The organization operates private boats, barges and aircraft made available to the Navy, in order to assist with non-military activities or public order and safety at sea. The Dominican Naval Auxiliary has a presence in the north, northeast, east, south and center of the country.

==Naval Commandos==
The Naval Commandos are the Special Operations component of the Dominican Navy and are only employed in emergency situations. The Naval Commandos are capable of undertaking unconventional warfare, hostage rescue, counter-terrorism, VBSS (Visit Board Search and Seizure) and are experts in handling explosives and amphibious operations. They are also trained in parachuting, hand-to-hand combat, CQC and other key skills. The team's armament includes the M16 rifle with the M203 grenade launcher, the Colt M4A1, M14 rifle, Mossberg 500 shotgun, the M60 machine gun and small arms. The team operates inflated zodiac boats, RHIBs, and night vision goggles, among other equipment.

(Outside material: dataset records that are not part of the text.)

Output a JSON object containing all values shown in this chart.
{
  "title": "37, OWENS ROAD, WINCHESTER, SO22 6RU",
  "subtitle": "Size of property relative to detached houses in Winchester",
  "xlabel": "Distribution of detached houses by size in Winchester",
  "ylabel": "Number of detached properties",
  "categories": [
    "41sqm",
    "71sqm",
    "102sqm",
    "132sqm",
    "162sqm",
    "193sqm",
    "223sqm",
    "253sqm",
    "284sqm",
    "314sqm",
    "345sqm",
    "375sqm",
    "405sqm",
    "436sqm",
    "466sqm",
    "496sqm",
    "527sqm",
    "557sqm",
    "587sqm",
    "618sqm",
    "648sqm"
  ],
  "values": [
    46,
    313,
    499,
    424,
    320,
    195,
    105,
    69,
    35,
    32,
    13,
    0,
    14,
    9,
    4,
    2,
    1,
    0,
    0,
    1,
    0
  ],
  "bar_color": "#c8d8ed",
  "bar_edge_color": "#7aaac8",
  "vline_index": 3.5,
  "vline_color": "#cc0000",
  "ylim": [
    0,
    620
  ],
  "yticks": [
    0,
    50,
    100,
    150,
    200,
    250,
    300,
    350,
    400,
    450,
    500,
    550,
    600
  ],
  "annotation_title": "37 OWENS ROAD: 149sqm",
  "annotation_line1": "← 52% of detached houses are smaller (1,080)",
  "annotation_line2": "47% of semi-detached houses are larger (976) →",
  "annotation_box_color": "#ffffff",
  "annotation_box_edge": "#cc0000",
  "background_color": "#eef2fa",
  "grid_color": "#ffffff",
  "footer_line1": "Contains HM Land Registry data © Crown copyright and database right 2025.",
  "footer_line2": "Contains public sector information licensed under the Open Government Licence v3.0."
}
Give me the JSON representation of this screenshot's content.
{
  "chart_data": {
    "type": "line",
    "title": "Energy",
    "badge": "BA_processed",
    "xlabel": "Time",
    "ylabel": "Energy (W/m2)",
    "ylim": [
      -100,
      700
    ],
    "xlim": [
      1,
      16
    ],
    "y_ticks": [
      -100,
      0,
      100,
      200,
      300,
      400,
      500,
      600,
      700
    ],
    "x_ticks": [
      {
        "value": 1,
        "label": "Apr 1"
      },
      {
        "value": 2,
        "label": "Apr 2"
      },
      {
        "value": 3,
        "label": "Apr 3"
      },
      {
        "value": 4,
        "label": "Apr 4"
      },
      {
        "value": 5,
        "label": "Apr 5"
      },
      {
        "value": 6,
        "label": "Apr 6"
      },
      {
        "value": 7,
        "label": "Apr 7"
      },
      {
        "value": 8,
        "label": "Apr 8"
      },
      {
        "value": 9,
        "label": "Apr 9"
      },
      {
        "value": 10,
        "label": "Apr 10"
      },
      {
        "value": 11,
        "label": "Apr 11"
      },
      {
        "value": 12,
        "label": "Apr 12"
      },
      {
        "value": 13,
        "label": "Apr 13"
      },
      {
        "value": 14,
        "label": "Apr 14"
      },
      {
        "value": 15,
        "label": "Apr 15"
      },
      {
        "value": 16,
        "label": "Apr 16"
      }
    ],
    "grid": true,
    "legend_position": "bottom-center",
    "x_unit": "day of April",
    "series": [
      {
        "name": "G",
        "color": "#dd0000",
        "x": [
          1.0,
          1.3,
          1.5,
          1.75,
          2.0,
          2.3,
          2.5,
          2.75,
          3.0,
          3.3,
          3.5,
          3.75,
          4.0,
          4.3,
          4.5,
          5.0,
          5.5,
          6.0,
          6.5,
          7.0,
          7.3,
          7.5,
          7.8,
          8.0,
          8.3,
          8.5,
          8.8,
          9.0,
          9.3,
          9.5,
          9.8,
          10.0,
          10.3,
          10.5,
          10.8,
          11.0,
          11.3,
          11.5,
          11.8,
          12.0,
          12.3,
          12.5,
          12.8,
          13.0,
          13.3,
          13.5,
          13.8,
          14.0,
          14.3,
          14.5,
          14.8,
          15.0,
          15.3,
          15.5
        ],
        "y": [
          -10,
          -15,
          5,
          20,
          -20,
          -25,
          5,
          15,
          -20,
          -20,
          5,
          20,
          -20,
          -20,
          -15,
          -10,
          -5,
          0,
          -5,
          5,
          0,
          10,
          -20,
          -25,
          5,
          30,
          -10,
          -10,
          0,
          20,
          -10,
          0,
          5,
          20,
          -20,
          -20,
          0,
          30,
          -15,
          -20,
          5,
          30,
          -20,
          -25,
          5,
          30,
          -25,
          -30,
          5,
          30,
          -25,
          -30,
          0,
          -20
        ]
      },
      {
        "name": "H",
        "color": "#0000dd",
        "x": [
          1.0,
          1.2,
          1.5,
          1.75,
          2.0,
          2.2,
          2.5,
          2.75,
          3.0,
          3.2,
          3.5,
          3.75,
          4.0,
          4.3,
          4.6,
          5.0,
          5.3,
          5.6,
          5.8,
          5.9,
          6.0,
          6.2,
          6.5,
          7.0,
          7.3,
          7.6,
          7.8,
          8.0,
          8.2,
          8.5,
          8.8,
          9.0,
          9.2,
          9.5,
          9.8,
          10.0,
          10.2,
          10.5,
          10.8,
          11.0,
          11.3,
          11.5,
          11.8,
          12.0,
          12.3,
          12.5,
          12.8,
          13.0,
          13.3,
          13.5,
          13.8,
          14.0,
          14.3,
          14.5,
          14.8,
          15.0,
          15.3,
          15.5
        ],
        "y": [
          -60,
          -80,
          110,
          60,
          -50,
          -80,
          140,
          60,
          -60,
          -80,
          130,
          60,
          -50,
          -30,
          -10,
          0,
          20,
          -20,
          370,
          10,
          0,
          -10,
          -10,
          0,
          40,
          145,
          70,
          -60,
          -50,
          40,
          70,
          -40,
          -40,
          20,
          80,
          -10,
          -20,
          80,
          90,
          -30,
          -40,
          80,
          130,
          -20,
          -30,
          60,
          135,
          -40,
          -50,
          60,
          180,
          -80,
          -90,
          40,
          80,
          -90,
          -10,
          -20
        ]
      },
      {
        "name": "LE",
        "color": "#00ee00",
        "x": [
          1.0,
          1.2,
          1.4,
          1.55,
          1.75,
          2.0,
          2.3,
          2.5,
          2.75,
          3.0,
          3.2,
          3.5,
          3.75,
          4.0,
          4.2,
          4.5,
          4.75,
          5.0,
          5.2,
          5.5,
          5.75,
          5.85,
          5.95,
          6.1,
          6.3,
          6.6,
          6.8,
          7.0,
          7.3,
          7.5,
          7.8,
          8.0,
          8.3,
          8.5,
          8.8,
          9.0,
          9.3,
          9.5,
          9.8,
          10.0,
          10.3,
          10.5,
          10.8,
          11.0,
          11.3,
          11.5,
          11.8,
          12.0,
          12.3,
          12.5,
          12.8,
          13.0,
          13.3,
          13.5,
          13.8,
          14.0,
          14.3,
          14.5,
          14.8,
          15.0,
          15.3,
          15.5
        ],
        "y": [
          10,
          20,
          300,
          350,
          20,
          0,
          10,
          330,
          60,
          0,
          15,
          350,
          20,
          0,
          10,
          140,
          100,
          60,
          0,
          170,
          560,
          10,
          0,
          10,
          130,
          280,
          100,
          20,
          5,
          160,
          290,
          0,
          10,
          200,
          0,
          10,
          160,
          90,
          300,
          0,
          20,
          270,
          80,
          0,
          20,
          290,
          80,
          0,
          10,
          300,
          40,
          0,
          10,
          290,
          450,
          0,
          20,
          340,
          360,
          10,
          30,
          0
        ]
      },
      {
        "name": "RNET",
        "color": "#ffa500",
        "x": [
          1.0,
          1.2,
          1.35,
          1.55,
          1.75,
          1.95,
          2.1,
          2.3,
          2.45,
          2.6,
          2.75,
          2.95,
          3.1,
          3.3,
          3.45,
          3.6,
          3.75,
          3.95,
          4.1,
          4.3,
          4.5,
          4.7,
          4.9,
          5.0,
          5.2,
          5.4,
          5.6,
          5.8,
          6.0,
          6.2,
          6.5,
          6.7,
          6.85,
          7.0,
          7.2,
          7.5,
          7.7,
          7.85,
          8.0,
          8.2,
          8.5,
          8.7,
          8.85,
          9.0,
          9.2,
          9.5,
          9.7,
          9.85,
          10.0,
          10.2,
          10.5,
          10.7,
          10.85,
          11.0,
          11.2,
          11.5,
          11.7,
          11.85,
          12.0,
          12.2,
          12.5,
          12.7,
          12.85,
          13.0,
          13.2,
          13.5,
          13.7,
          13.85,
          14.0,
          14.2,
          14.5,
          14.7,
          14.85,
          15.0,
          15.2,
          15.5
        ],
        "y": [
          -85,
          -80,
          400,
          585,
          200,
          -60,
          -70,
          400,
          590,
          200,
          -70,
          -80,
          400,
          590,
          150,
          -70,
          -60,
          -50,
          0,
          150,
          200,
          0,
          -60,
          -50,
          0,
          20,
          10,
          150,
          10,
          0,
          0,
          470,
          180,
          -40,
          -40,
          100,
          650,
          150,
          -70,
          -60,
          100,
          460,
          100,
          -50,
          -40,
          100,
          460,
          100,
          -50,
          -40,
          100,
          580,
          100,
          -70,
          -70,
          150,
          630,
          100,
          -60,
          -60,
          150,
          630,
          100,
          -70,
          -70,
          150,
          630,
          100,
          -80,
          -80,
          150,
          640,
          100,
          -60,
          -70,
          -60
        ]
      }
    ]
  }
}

Some team members saw action during Operation Iraqi Freedom. Dominican troops, comprising a battalion of special components of the Dominican Armed forces, were under constant mortar attacks but suffered no casualties. While in Iraq, the troops were serving in the Plus Ultra Brigade, which was under Spanish command and operating in Southern Iraq.

==Marine Infantry Command ==
Raised in 2008 the MIC serves as the youngest arm of service in the Dominican Navy, which is tasked for amphibious and landing operations. One Marine Battalion is of active service as of the present. It is also the youngest Marine unit in all of Latin America.